5) My wedding needs to be on trend and look like the images I see on social media, or match the Pantone Color of the Year. Big, fat, myth. Look, every couple looks back at their wedding 20 years later and thinks it looks dated-no matter if you picked trendy colors, trendy style, trendy decor or not. If we already know this is the case, don’t you want to at least look back and think that you had a wedding that fit your personalities and matched the types of people that you are? If that fit with whatever is trending right now, great! But if it doesn’t, that’s okay too! Florists want to do new things, things they haven’t seen on Pinterest. If you have an idea, share it! Talk to your florist about how to bring your unique vision to life through your decor. He/she is the expert and can give you the most educated answers with regard to how to reduce costs in a way that stays within the budget and conveys the unique style and vision of your wedding.
6) I don’t have a huge budget. I should probably just DIY everything for my wedding. Ok, so maybe this isn’t exactly a myth, but it’s something we need to talk about. Yes, if you are on a tight budget, you are not going to be able to have Kim Kardashian’s floral decor. But before you decide to attempt to do everything yourself, I want you to think about what your time is worth. What’s the time worth on the night before your wedding? Do you want to spend it with your family? Your bridesmaids/groomsmen? By yourself? Do you want to spend it sorting through stems, trying to figure out how to put them together into an eye-pleasing arrangement? What is your time worth on the day of your wedding? Do you want to spend it tying ribbons on your bouquet? Packing up a large vehicle with all your decor, and setting it up on tables? Do you want to spend it with your girls, getting your hair and make-up done? With your boys, getting a fresh shave, or playing a round of golf? If you do decide to do your own flowers, where will you get them from? Where will you store them? Do you have a space to process them, and later design in?

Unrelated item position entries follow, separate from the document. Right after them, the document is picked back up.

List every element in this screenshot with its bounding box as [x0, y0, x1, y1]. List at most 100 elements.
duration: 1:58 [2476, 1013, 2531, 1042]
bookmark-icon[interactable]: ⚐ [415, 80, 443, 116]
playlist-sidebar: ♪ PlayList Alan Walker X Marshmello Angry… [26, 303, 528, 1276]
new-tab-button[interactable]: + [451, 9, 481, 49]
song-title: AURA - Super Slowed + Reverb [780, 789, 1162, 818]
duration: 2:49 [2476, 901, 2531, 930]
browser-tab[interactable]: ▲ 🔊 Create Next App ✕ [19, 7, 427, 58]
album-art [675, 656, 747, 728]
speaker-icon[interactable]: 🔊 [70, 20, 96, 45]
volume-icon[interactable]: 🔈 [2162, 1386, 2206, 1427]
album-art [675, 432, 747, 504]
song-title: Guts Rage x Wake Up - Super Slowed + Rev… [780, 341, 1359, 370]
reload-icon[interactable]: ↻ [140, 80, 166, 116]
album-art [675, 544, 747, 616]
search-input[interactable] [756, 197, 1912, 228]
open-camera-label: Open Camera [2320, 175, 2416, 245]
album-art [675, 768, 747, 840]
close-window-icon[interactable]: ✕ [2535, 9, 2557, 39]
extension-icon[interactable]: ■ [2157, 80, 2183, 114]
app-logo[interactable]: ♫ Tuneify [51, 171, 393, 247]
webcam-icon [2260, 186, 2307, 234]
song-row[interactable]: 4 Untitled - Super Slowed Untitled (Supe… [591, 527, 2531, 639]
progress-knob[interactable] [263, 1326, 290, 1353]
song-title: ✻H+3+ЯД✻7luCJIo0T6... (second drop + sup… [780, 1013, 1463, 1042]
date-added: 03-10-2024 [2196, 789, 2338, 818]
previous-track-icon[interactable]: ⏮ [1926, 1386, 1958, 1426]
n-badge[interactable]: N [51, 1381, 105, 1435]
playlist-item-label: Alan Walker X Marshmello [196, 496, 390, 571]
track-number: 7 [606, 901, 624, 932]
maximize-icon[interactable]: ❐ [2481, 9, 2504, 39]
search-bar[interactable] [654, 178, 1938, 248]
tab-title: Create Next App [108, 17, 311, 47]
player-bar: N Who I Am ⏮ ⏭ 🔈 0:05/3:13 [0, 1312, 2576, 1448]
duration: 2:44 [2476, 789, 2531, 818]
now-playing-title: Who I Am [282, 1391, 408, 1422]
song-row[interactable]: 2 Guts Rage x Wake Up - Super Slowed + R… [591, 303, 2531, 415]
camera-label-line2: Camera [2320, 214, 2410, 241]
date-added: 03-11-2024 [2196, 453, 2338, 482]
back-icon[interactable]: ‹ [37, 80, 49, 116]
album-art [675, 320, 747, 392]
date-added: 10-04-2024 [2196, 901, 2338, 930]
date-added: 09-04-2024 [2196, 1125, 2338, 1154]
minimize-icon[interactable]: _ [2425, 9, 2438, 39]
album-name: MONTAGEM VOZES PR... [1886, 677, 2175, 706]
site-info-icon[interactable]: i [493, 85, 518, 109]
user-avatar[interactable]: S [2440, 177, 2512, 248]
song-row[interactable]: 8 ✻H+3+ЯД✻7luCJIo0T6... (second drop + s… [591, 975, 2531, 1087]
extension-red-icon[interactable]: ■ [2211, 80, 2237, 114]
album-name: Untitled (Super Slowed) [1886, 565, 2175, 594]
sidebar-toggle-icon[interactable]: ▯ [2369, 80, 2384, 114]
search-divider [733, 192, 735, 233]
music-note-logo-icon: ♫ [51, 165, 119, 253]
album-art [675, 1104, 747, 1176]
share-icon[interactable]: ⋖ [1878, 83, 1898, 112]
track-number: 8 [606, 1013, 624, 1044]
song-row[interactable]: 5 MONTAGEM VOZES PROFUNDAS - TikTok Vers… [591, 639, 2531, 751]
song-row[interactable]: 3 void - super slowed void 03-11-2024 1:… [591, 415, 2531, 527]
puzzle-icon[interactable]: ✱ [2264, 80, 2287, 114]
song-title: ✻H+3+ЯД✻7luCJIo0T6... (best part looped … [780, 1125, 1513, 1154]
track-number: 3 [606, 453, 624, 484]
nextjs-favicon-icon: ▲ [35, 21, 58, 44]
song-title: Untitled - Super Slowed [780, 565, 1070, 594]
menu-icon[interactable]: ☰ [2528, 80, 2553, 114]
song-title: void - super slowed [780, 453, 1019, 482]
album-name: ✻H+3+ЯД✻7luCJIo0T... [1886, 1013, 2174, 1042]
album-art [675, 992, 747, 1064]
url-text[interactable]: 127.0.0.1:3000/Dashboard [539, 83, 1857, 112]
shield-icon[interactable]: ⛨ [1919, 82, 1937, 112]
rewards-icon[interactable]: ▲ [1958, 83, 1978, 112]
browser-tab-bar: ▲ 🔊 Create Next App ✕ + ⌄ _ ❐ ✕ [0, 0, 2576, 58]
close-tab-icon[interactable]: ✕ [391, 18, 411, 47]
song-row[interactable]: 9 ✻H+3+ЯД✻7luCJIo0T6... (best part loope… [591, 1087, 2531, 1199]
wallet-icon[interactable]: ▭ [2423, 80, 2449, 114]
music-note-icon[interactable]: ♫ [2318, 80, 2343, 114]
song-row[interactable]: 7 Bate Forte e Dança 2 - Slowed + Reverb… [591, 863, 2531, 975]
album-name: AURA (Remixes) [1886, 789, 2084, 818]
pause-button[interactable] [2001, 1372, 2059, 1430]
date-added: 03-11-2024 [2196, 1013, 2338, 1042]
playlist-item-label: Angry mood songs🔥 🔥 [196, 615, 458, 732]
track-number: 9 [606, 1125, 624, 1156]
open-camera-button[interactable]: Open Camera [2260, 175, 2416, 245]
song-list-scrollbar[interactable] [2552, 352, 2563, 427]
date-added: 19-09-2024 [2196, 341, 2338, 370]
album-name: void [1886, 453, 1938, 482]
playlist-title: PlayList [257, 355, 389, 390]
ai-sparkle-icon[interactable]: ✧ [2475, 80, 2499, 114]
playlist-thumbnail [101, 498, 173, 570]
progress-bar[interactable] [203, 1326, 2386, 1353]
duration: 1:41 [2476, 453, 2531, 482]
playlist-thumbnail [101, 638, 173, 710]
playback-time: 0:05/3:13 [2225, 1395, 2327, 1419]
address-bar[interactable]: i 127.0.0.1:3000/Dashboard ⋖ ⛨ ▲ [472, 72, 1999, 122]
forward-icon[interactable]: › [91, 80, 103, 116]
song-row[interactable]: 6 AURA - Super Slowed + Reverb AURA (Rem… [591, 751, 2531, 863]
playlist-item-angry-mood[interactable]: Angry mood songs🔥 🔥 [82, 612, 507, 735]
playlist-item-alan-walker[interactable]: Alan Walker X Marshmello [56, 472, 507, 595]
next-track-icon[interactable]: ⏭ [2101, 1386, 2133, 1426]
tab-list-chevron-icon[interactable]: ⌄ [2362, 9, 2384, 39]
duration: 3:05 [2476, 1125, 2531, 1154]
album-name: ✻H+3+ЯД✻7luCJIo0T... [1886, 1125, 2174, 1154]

I ask these questions for two reasons. The first is because, if you’re going to do this, you need to think ahead and be prepared for all parts of this, the biggest part being the amount of time it will take, time that will be during some of the most important days of your life. The second is that you may find that it’s worth it to you to spend some money on a professional to do maybe just the personal flowers, or maybe to just make the centerpieces, or a ceremony arch. Not every florist will do a partial order, but many will. You may have to do some extra homework to find the right florist. Some florists and farmer/florists offer garden packages, where you allow them to choose the flowers based on what is growing locally either in their own farm or in nearby farms. Some packages from farms even allow you to buy flowers by the bucket so that you can make your own creations. Some florists have DIY packages in which they’ll help you order flowers, and make designs yourself, like A Garden Party. Other florists offer collections of designs, priced lower because they are not custom made, like Courtenay Lambert Florals/Fraiche Blooms. There are plenty of ways to enlist some professional help without breaking the bank. Talk to your florist about how to balance DIY florals and professionally created designs. He/she is the expert and can give you the most educated answers with regard to how to reduce costs in a way that stays within the budget and conveys the style and vision of your wedding.
Are you seeing a pattern in my message here? It’s so important to TALK TO YOUR FLORIST. They are the expert. Let them help you make decisions that are both in keeping with their design aesthetic and the style of your wedding.
So now that I’ve got you thoroughly confused about everything you thought you knew about planning your floral decor, I want you to remember my goal for writing this. I want to educate you about the price of flowers, and help you make good decisions now that you have realistic expectations regarding your floral decor.